Nu u weet welke werkwoorden gewoonlijk niet perfect zijn, kunt u meer te weten komen over werkwoorden die verschillende betekenissen hebben, afhankelijk van of ze in de passé composé of onvolmaakt, en verbale constructies die altijd in het imperfecte zijn.
Betekenis veranderingen
Er zijn een paar werkwoorden die verschillende betekenissen hebben, afhankelijk van of ze worden gebruikt in de passé composé of imperfect.
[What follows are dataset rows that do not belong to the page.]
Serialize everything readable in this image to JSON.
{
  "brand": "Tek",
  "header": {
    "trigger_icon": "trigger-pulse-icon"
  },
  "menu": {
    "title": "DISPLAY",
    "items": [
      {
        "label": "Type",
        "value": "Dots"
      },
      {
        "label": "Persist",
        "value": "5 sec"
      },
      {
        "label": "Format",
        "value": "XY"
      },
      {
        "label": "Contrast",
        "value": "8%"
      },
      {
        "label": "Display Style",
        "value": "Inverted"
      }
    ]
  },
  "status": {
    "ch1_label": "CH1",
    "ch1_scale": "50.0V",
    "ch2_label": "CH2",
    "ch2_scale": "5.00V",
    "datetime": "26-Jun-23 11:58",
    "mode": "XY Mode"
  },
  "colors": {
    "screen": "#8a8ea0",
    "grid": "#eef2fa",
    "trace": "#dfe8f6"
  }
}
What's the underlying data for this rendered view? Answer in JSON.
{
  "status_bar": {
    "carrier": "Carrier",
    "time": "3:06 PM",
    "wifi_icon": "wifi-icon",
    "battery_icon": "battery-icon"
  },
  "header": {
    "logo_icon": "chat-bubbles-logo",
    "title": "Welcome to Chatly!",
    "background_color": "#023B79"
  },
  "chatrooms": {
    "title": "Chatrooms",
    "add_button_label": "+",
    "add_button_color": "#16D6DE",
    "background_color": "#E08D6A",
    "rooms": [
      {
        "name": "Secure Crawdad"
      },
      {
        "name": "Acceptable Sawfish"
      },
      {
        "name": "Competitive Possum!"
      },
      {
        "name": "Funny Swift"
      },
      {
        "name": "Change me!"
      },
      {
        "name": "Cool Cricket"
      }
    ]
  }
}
Merk echter op dat deze werkwoorden meestal in het imperfecte worden gebruikt; de passé composé betekenis is vrij ongebruikelijk.
avoir - hebben
imperfect - had
J'avais de l'argent. - Ik had wat geld
Je n'avais pas assez de temps. - Ik had niet genoeg tijd
J'avais faim. - Ik had honger
passé composé - had, kreeg, ontving
J'ai eu un accident. - Ik heb een ongeluk gehad
J'ai eu une bonne surprise. - Ik heb een leuke verrassing
J'ai eu faim. - Ik kreeg honger
connaître - weten
onvolmaakt - wist, was bekend met
Je la connaissais bien. - Ik kende haar goed
passé composé - ontmoet
J'ai connu Michel hier. - Ik ontmoette Michel (voor het eerst) gisteren
devoir - moeten
imperfect - moest (of ik het nu deed of niet)
Je devais partir à midi. - Ik zou om 12.00 uur vertrekken
passé composé - moet hebben, moest
J'ai dû le perdre. - Ik moet hem kwijt zijn
J'ai dû partir à midi. - Ik moest om 12.00 uur vertrekken (en deed dat)
pouvoir - in staat zijn om te
imperfect - kon, kon (of ik het nu deed of niet)
Je pouvais mentir. - Ik kon liegen / kon liegen
passé composé - kon, kon, slaagde erin; (negatief) kon niet, kon niet
J'ai pu mentir. - Ik kon liegen
Je n'ai pas pu mentir. - Ik kon / kon niet liegen
savoir - weten
onvolmaakt - wist
Je savais l'adresse. - Ik kende het adres
Je savais nager. - Ik wist hoe ik moest zwemmen
passé composé - geleerd, ontdekt
J'ai su la oplossing. - Ik heb de oplossing ontdekt / ontdekt
J'ai su nager. - Ik heb leren zwemmen
vouloir - willen
imperfect - gezocht
Je voulais partir. - Ik wilde weg
Je voulais plus d'argent. - Ik wilde meer geld
passé composé - geprobeerd, besloten om; (negatief) geweigerd
J'ai voulu partir. - Ik heb geprobeerd / besloten te vertrekken
Je n'ai pas voulu partir. - Ik weigerde te vertrekken
Verbale constructies
Sommige werkwoorden hebben bepaalde constructies die, wanneer ze naar het verleden verwijzen, altijd in het onvolmaakte zijn:
aller + infinitief (nabije toekomst)
J'allais étudier. - Ik wilde studeren.
avoir (met de jaren)
J'avais 18 ans. - Ik was 18.
êtreen train de
J'étais en train d'écrire une lettre. - Ik was een brief aan het schrijven.
faire (met weer)
Il faisait beau. - Het was leuk.
venirde + infinitief (recent verleden)
Je venais d'arriver. - Ik was net aangekomen.